Iran’s parliamentary elections last month were an unmitigated success for conservatives and hard-liners. Aided by unprecedented low turnout and the disqualification of thousands of their opponents, they won 221 of the legislature’s 290 seats, while reformists and moderates took only 19—down from 121 in the 2016 elections.
The outcome profoundly changed the balance of power in Tehran, which will have serious repercussions for Iran’s domestic and foreign policies. Forces loyal to Supreme Leader Ali Khamenei are now well-positioned to consolidate power over Iran’s governing institutions and likely win the presidency in 2021, when Hassan Rouhani, a centrist who was first elected on a platform of reform in 2013, will be term-limited and unable to run for reelection.
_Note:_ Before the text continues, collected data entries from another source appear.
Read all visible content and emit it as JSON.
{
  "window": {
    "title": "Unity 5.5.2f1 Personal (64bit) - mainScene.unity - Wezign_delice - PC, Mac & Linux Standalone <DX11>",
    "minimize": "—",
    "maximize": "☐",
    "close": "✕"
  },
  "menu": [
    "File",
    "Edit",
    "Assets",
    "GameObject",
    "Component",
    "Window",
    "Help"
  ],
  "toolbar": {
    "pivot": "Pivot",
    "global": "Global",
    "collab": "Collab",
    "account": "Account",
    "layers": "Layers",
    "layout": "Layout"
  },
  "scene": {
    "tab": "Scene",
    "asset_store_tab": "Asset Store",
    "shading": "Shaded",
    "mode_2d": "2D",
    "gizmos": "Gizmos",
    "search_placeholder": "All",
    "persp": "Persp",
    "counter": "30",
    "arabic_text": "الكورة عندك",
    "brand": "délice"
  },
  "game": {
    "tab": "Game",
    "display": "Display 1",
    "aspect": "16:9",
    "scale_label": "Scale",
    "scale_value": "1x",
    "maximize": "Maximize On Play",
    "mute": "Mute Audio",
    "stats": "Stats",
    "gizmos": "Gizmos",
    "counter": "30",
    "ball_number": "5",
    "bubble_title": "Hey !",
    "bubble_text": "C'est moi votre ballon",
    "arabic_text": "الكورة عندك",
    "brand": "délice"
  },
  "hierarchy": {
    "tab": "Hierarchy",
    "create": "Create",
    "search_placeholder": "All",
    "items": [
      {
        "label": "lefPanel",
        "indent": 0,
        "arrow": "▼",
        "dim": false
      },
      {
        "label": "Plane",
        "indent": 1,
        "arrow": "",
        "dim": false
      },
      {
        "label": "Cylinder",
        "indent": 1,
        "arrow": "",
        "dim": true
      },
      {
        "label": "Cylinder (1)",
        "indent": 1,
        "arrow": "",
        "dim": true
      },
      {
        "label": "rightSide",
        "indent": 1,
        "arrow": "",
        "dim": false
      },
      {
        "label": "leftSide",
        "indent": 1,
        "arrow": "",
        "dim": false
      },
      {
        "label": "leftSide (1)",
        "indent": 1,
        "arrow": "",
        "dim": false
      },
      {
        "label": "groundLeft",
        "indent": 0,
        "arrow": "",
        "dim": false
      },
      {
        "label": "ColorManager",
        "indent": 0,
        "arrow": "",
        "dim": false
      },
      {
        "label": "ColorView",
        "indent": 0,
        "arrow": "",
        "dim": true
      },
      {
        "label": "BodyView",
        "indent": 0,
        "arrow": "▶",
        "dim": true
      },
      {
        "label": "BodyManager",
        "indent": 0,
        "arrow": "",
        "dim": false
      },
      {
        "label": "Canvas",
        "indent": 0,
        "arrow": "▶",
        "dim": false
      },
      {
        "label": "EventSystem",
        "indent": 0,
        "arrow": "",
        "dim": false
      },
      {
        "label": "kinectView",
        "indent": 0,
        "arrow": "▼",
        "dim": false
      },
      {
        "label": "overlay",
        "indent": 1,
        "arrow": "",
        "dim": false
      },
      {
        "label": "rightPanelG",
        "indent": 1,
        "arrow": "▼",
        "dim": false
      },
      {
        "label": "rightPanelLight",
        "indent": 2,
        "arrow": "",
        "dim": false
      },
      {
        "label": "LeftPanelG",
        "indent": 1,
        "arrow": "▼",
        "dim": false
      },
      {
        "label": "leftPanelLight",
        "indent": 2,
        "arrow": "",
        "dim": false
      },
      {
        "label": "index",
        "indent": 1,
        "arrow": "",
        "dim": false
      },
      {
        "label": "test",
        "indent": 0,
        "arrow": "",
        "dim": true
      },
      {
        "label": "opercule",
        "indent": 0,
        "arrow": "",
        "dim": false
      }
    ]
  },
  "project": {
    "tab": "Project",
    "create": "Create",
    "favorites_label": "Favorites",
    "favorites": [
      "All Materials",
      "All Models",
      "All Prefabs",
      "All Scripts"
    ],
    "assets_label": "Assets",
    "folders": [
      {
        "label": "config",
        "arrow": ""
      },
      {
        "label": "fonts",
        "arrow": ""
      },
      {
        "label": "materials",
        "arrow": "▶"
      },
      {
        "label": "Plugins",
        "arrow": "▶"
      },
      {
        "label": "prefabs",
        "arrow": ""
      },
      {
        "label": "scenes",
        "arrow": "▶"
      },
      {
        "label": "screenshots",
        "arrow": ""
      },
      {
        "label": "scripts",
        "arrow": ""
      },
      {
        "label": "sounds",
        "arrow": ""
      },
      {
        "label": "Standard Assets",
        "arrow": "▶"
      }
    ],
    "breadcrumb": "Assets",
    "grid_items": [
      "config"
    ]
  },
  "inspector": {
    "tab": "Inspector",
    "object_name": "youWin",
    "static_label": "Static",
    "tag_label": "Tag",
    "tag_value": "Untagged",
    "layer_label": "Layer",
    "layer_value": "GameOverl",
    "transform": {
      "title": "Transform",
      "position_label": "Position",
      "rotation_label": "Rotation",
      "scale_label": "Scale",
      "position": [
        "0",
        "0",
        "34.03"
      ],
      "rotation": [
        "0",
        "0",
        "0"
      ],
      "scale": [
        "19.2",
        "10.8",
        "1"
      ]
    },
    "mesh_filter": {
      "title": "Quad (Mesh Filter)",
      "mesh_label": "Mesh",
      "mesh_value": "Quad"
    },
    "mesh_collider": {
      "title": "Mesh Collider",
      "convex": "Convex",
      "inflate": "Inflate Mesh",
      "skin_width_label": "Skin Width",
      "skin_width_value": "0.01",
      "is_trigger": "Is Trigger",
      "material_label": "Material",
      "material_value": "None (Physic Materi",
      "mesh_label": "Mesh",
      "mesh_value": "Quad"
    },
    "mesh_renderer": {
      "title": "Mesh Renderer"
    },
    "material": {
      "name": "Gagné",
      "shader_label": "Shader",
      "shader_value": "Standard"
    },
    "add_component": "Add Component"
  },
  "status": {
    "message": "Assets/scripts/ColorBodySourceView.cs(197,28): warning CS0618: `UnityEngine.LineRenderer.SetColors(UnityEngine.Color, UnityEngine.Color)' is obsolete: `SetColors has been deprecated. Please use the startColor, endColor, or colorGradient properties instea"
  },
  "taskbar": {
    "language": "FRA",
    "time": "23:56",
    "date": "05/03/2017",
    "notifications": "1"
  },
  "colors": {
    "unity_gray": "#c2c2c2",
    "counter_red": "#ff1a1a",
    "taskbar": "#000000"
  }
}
In the lead-up to February’s vote, the Islamic Republic was grappling with multiple overlapping crises that together posed the greatest existential challenge to its existence since Khamenei came to power in 1989. First and foremost, the country was on the brink of war with the United States. Tensions, which had already intensified after the Trump administration withdrew from the Iran nuclear deal in 2018, escalated to a dangerous level in early January when the U.S. killed Maj. Gen. Qasem Soleimani, commander of the elite Quds Force of the Islamic Revolutionary Guard Corps, and Iran retaliated by launching missiles at two military bases in Iraq where American troops were stationed.